A lot of times I am looking for images which are in the public domain, and for which if I go to the page in question, I have to then sort through dozens of images to find the one I had been looking at already in the search.

Here's an example. I've just done a search, found an image that I want to view larger, the image is long since in the public domain, but when I click on "visit" I get a page with a list of text links that I now have to sort through to find the full image:

https://images.google.com/imgres?imgurl=http%3A%2F%2Fwww.kee...

Edit to add:

Now that I look closer, I notice that Google is actually embedding the original image, instead of a preview (they load a low-res preview, and then replace that with a hotlinked image), so you can just right click and choose "view image" now to work around this.

I guess that's OK for people who are technically inclined enough to know that you can do that.



Your edit picked up on exactly what I was going to reply with letting you know until I saw you already got there. Expanding on it, you can 'copy image location' (at least in FF) to get the original image URL, and you can also middle-click 'view image' to open the image itself in a new tab. Both are useful tricks when rifling through images.

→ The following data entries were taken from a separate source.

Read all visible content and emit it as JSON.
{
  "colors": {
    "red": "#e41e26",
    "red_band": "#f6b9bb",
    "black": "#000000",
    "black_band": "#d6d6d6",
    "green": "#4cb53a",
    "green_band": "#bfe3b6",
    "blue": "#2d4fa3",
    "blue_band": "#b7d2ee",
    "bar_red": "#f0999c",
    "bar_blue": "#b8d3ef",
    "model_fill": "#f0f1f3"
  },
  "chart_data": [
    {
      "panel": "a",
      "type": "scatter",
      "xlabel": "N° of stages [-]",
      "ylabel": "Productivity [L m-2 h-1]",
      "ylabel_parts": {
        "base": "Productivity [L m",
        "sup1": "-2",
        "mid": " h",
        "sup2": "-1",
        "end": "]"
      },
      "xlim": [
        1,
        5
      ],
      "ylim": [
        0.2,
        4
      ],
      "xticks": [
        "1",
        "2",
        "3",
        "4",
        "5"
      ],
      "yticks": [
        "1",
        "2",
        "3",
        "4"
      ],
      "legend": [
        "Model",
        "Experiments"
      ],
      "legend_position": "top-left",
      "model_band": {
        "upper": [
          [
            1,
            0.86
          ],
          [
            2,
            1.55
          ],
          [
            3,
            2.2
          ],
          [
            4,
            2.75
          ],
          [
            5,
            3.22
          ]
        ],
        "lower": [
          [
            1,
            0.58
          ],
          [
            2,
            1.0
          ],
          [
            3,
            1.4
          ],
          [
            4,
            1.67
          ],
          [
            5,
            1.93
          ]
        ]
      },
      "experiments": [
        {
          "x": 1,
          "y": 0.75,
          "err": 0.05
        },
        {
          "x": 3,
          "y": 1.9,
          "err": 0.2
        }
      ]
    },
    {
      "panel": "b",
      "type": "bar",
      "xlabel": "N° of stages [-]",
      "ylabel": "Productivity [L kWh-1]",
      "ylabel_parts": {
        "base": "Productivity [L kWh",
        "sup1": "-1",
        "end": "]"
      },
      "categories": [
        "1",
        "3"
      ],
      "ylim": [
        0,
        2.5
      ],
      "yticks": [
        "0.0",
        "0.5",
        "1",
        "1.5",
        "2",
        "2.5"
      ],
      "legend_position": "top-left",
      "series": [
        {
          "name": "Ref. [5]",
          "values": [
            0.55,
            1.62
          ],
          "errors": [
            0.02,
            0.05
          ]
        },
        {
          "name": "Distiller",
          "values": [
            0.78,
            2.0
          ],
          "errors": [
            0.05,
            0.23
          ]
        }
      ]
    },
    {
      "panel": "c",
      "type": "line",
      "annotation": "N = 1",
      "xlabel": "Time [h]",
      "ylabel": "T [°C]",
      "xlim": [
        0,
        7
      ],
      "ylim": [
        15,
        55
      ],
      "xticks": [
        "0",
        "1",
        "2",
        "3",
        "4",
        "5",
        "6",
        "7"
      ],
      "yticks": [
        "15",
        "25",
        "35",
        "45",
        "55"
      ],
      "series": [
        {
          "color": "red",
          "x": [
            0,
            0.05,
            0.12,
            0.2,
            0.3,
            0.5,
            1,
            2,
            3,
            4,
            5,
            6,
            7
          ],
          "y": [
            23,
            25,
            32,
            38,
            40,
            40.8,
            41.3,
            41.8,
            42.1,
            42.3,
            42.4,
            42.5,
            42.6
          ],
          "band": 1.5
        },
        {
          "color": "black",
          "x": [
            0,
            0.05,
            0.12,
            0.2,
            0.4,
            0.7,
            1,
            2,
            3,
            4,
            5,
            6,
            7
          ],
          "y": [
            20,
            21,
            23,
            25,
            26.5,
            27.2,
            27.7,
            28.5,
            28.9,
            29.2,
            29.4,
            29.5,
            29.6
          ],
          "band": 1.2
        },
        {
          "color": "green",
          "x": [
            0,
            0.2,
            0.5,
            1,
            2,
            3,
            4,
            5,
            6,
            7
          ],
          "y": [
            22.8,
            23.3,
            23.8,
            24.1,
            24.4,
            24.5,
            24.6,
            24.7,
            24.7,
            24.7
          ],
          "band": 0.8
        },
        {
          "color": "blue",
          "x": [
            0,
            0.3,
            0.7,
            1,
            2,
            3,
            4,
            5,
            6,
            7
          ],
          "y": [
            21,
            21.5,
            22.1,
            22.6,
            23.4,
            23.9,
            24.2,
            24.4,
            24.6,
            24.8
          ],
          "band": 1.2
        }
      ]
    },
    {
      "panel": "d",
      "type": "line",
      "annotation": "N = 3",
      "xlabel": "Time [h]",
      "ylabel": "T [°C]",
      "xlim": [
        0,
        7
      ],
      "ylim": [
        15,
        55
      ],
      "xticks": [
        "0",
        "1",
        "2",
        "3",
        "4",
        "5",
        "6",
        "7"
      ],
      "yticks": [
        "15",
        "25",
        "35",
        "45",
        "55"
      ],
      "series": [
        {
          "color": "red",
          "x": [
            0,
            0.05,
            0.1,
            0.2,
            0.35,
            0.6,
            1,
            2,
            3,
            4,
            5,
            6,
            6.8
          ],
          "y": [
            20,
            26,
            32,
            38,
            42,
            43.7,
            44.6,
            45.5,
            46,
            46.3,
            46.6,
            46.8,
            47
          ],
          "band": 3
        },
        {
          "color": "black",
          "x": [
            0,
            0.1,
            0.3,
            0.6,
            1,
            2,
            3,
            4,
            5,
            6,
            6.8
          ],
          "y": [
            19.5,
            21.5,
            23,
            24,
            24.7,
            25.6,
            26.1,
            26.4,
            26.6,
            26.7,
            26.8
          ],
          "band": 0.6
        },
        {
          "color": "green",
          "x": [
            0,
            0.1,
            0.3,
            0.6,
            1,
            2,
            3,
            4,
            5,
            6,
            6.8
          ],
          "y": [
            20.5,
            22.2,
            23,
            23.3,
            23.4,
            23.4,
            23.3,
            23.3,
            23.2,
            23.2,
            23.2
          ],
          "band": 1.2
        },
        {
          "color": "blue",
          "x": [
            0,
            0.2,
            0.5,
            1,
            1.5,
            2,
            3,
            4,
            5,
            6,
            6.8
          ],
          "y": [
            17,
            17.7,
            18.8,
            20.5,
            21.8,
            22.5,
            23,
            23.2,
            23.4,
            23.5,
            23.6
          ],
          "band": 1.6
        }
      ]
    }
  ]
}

> I guess that's OK for people who are technically inclined enough to know that you can do that.

I have a bias where I'm OK with the fact that people who take the time to learn the capabilities of the tools they use get better results from them. I figured this out within about 30 seconds of noticing that the view image button was gone, after sending feedback to say I didn't like the change.

This would be the wrong bias if I was designing a product. Of course, a product will be most successful if it maximizes discoverability and doesn't make the user think, which is exactly what Google has been coerced in to rolling back here.


> A lot of times I am looking for images which are in the public domain

Do you think that’s a valid justification to give the person who hosted it no credit and traffic for their work, instead choosing to leech the image directly from their server at their cost? The fact that they built a page around the image with relevant keywords that is the only reason you found it through Google in the first place. There’s nothing stopping someone from building a public domain image search that hosts its own images, but you went to Google for convenience.